Flu nearly killed Fort Wayne woman

Lisa Bockelman nearly died from the H1N1 flu earlier this year.

FORT WAYNE, Ind. (WANE) – Lisa Bockelman, 45, was a healthy woman. She exercised and ate right. She never thought she’d get the flu, let alone it nearly kill her. That’s why last year she didn’t get a flu shot.

“I just never thought I needed it. I was healthy and exercised. I’m in my mid-40s and flu happens to the young and the old, not the middle-aged. That’s who it hit last year, so it can happen to any aged person, healthy or not healthy,” Bockelman said. “I will never go without a flu shot again and I encourage anyone who doesn’t think they need one to please get one.”

Last December, Bockelman’s daughter got sick and she stayed home to take care of her. Her daughter did have a flu shot and was diagnosed with bronchitis.

“Then I started feeling not quite right,” Bockelman said. “Friday came and I wasn’t any better and Saturday came and I was worse.”

She could barely stand up on her own when she went to RediMed on Sunday. Doctors there had an ambulance take her to the emergency room and she was admitted to the hospital shortly after.

After a few days at Parkview Regional Medical Center, Bockelman was flown to the University of Michigan hospital to be put on a heart-lung bypass, or extracorporeal membrane oxygenation (ECMO), machine to get enough oxygen in her blood to keep her alive. The focus was on her core to keep her organs and brain functioning. As a result, her arms and legs were becoming necrotic. Bockelman’s brother had to make the difficult decision to have her right leg amputated to save her life.

“At this point, I’m still unconscious. I know nothing,” Bockelman said. “My oxygen was so low for so long they were worried about my cognitive function when I came out.”

All of this was from the flu. Bockelman was diagnosed with H1N1.

“We had some really sick people last year with influenza,” Dr. Deborah McMahan, the Allen County Health Commissioner, said. “Four people died from influenza in Allen County.”
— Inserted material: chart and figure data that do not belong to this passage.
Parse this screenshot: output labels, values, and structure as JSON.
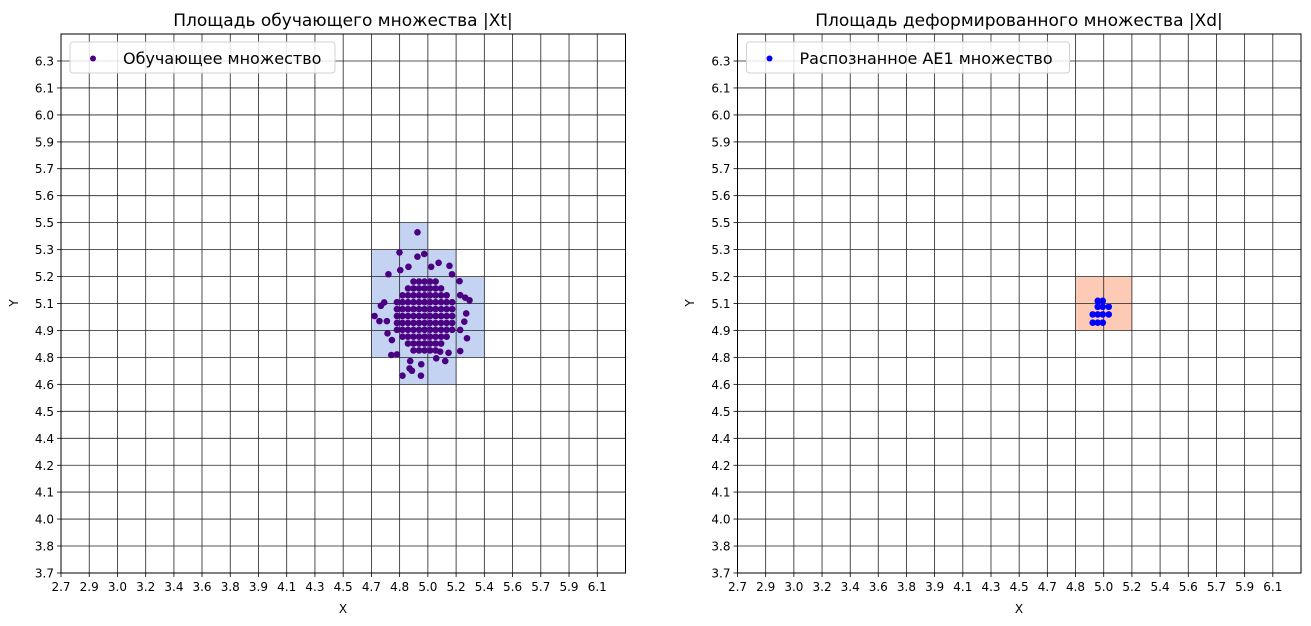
{
  "chart_data": [
    {
      "type": "scatter",
      "title": "Площадь обучающего множества |Xt|",
      "xlabel": "X",
      "ylabel": "Y",
      "xlim": [
        2.7,
        6.279
      ],
      "ylim": [
        3.7,
        6.437
      ],
      "x_ticks": [
        2.7,
        2.879,
        3.058,
        3.237,
        3.416,
        3.594,
        3.773,
        3.952,
        4.131,
        4.31,
        4.489,
        4.668,
        4.847,
        5.026,
        5.205,
        5.384,
        5.563,
        5.742,
        5.921,
        6.1
      ],
      "x_tick_labels": [
        "2.7",
        "2.9",
        "3.0",
        "3.2",
        "3.4",
        "3.6",
        "3.8",
        "3.9",
        "4.1",
        "4.3",
        "4.5",
        "4.7",
        "4.8",
        "5.0",
        "5.2",
        "5.4",
        "5.6",
        "5.7",
        "5.9",
        "6.1"
      ],
      "y_ticks": [
        3.7,
        3.837,
        3.974,
        4.111,
        4.247,
        4.384,
        4.521,
        4.658,
        4.795,
        4.932,
        5.068,
        5.205,
        5.342,
        5.479,
        5.616,
        5.753,
        5.889,
        6.026,
        6.163,
        6.3
      ],
      "y_tick_labels": [
        "3.7",
        "3.8",
        "4.0",
        "4.1",
        "4.2",
        "4.4",
        "4.5",
        "4.6",
        "4.8",
        "4.9",
        "5.1",
        "5.2",
        "5.3",
        "5.5",
        "5.6",
        "5.7",
        "5.9",
        "6.0",
        "6.1",
        "6.3"
      ],
      "grid": true,
      "legend_placement": "upper-left",
      "regions": {
        "color": "#c5d3f2",
        "rects": [
          {
            "x": [
              4.847,
              5.026
            ],
            "y": [
              5.342,
              5.479
            ]
          },
          {
            "x": [
              4.668,
              5.205
            ],
            "y": [
              5.205,
              5.342
            ]
          },
          {
            "x": [
              4.668,
              5.384
            ],
            "y": [
              4.795,
              5.205
            ]
          },
          {
            "x": [
              4.847,
              5.205
            ],
            "y": [
              4.658,
              4.795
            ]
          }
        ]
      },
      "series": [
        {
          "name": "Обучающее множество",
          "color": "#4b0082",
          "points": [
            [
              4.96,
              5.43
            ],
            [
              4.846,
              5.328
            ],
            [
              4.96,
              5.306
            ],
            [
              5.003,
              5.32
            ],
            [
              5.094,
              5.275
            ],
            [
              5.163,
              5.26
            ],
            [
              5.179,
              5.217
            ],
            [
              4.776,
              5.217
            ],
            [
              4.851,
              5.238
            ],
            [
              4.903,
              5.255
            ],
            [
              5.047,
              5.255
            ],
            [
              5.227,
              5.182
            ],
            [
              5.231,
              5.111
            ],
            [
              5.263,
              5.098
            ],
            [
              5.29,
              5.085
            ],
            [
              4.749,
              5.074
            ],
            [
              4.728,
              5.057
            ],
            [
              4.688,
              5.005
            ],
            [
              4.719,
              4.979
            ],
            [
              4.766,
              4.979
            ],
            [
              5.269,
              5.018
            ],
            [
              5.257,
              4.976
            ],
            [
              5.231,
              4.934
            ],
            [
              5.274,
              4.892
            ],
            [
              4.77,
              4.917
            ],
            [
              4.798,
              4.883
            ],
            [
              5.231,
              4.827
            ],
            [
              5.157,
              4.818
            ],
            [
              5.136,
              4.776
            ],
            [
              4.794,
              4.807
            ],
            [
              4.83,
              4.81
            ],
            [
              4.914,
              4.776
            ],
            [
              4.984,
              4.76
            ],
            [
              4.91,
              4.739
            ],
            [
              4.925,
              4.727
            ],
            [
              4.865,
              4.702
            ],
            [
              4.982,
              4.702
            ],
            [
              5.079,
              4.79
            ],
            [
              5.104,
              4.824
            ],
            [
              4.935,
              4.83
            ],
            [
              4.97,
              4.83
            ],
            [
              5.005,
              4.83
            ],
            [
              5.04,
              4.83
            ],
            [
              5.075,
              4.83
            ],
            [
              4.9,
              4.865
            ],
            [
              4.935,
              4.865
            ],
            [
              4.97,
              4.865
            ],
            [
              5.005,
              4.865
            ],
            [
              5.04,
              4.865
            ],
            [
              5.075,
              4.865
            ],
            [
              5.11,
              4.865
            ],
            [
              4.865,
              4.9
            ],
            [
              4.9,
              4.9
            ],
            [
              4.935,
              4.9
            ],
            [
              4.97,
              4.9
            ],
            [
              5.005,
              4.9
            ],
            [
              5.04,
              4.9
            ],
            [
              5.075,
              4.9
            ],
            [
              5.11,
              4.9
            ],
            [
              5.145,
              4.9
            ],
            [
              4.83,
              4.935
            ],
            [
              4.865,
              4.935
            ],
            [
              4.9,
              4.935
            ],
            [
              4.935,
              4.935
            ],
            [
              4.97,
              4.935
            ],
            [
              5.005,
              4.935
            ],
            [
              5.04,
              4.935
            ],
            [
              5.075,
              4.935
            ],
            [
              5.11,
              4.935
            ],
            [
              5.145,
              4.935
            ],
            [
              5.18,
              4.935
            ],
            [
              4.83,
              4.97
            ],
            [
              4.865,
              4.97
            ],
            [
              4.9,
              4.97
            ],
            [
              4.935,
              4.97
            ],
            [
              4.97,
              4.97
            ],
            [
              5.005,
              4.97
            ],
            [
              5.04,
              4.97
            ],
            [
              5.075,
              4.97
            ],
            [
              5.11,
              4.97
            ],
            [
              5.145,
              4.97
            ],
            [
              5.18,
              4.97
            ],
            [
              4.83,
              5.005
            ],
            [
              4.865,
              5.005
            ],
            [
              4.9,
              5.005
            ],
            [
              4.935,
              5.005
            ],
            [
              4.97,
              5.005
            ],
            [
              5.005,
              5.005
            ],
            [
              5.04,
              5.005
            ],
            [
              5.075,
              5.005
            ],
            [
              5.11,
              5.005
            ],
            [
              5.145,
              5.005
            ],
            [
              5.18,
              5.005
            ],
            [
              4.83,
              5.04
            ],
            [
              4.865,
              5.04
            ],
            [
              4.9,
              5.04
            ],
            [
              4.935,
              5.04
            ],
            [
              4.97,
              5.04
            ],
            [
              5.005,
              5.04
            ],
            [
              5.04,
              5.04
            ],
            [
              5.075,
              5.04
            ],
            [
              5.11,
              5.04
            ],
            [
              5.145,
              5.04
            ],
            [
              5.18,
              5.04
            ],
            [
              4.83,
              5.075
            ],
            [
              4.865,
              5.075
            ],
            [
              4.9,
              5.075
            ],
            [
              4.935,
              5.075
            ],
            [
              4.97,
              5.075
            ],
            [
              5.005,
              5.075
            ],
            [
              5.04,
              5.075
            ],
            [
              5.075,
              5.075
            ],
            [
              5.11,
              5.075
            ],
            [
              5.145,
              5.075
            ],
            [
              5.18,
              5.075
            ],
            [
              4.865,
              5.11
            ],
            [
              4.9,
              5.11
            ],
            [
              4.935,
              5.11
            ],
            [
              4.97,
              5.11
            ],
            [
              5.005,
              5.11
            ],
            [
              5.04,
              5.11
            ],
            [
              5.075,
              5.11
            ],
            [
              5.11,
              5.11
            ],
            [
              5.145,
              5.11
            ],
            [
              4.9,
              5.145
            ],
            [
              4.935,
              5.145
            ],
            [
              4.97,
              5.145
            ],
            [
              5.005,
              5.145
            ],
            [
              5.04,
              5.145
            ],
            [
              5.075,
              5.145
            ],
            [
              5.11,
              5.145
            ],
            [
              4.935,
              5.18
            ],
            [
              4.97,
              5.18
            ],
            [
              5.005,
              5.18
            ],
            [
              5.04,
              5.18
            ],
            [
              5.075,
              5.18
            ]
          ]
        }
      ]
    },
    {
      "type": "scatter",
      "title": "Площадь деформированного множества |Xd|",
      "xlabel": "X",
      "ylabel": "Y",
      "xlim": [
        2.7,
        6.279
      ],
      "ylim": [
        3.7,
        6.437
      ],
      "x_ticks": [
        2.7,
        2.879,
        3.058,
        3.237,
        3.416,
        3.594,
        3.773,
        3.952,
        4.131,
        4.31,
        4.489,
        4.668,
        4.847,
        5.026,
        5.205,
        5.384,
        5.563,
        5.742,
        5.921,
        6.1
      ],
      "x_tick_labels": [
        "2.7",
        "2.9",
        "3.0",
        "3.2",
        "3.4",
        "3.6",
        "3.8",
        "3.9",
        "4.1",
        "4.3",
        "4.5",
        "4.7",
        "4.8",
        "5.0",
        "5.2",
        "5.4",
        "5.6",
        "5.7",
        "5.9",
        "6.1"
      ],
      "y_ticks": [
        3.7,
        3.837,
        3.974,
        4.111,
        4.247,
        4.384,
        4.521,
        4.658,
        4.795,
        4.932,
        5.068,
        5.205,
        5.342,
        5.479,
        5.616,
        5.753,
        5.889,
        6.026,
        6.163,
        6.3
      ],
      "y_tick_labels": [
        "3.7",
        "3.8",
        "4.0",
        "4.1",
        "4.2",
        "4.4",
        "4.5",
        "4.6",
        "4.8",
        "4.9",
        "5.1",
        "5.2",
        "5.3",
        "5.5",
        "5.6",
        "5.7",
        "5.9",
        "6.0",
        "6.1",
        "6.3"
      ],
      "grid": true,
      "legend_placement": "upper-left",
      "regions": {
        "color": "#fdcab6",
        "rects": [
          {
            "x": [
              4.847,
              5.205
            ],
            "y": [
              4.932,
              5.205
            ]
          }
        ]
      },
      "series": [
        {
          "name": "Распознанное AE1 множество",
          "color": "#0000ff",
          "points": [
            [
              4.988,
              5.082
            ],
            [
              5.02,
              5.082
            ],
            [
              4.988,
              5.052
            ],
            [
              5.02,
              5.052
            ],
            [
              5.058,
              5.052
            ],
            [
              4.956,
              5.013
            ],
            [
              4.988,
              5.013
            ],
            [
              5.02,
              5.013
            ],
            [
              5.058,
              5.013
            ],
            [
              4.956,
              4.971
            ],
            [
              4.988,
              4.971
            ],
            [
              5.02,
              4.971
            ]
          ]
        }
      ]
    }
  ]
}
Health officials say it seems like more people had more adverse outcomes from the H1N1 flu strain last year. Bockelman’s nurses at the U of M hospital said they had eleven cases of H1N1 on their hospital floor alone and four of those cases turned fatal.

“It’s not a cold. It’s influenza, a systemic illness that can cause a lot of complications,” McMahan said.

The same strains of flu are expected to be circulating again this year, which is why health officials and Bockelman hope everyone who is eligible will get a flu shot.

“You’re playing the odds that you’re going to be the lucky one who doesn’t have a bad outcome and just a bad couple of weeks or months. Just get the shot,” Dr. McMahan said. “Just because you didn’t have the flu last year doesn’t mean you won’t have it this year.”

Through everything, Bockelman has an amazingly positive outlook.

“I don’t know how people can be negative. You’re still alive. I’ve never believed in the power of prayer and God more in my life,” she said. “I’ve never been angry that I lost my leg. I call it my new normal around the house. Right now I feel like I’m back to my life. If I can just get rid of the walker, that’s my last hurdle to get back to where I was.”

Bockelman’s optimistic she’ll reach that goal soon and then she has her sights on getting back to Zumba classes.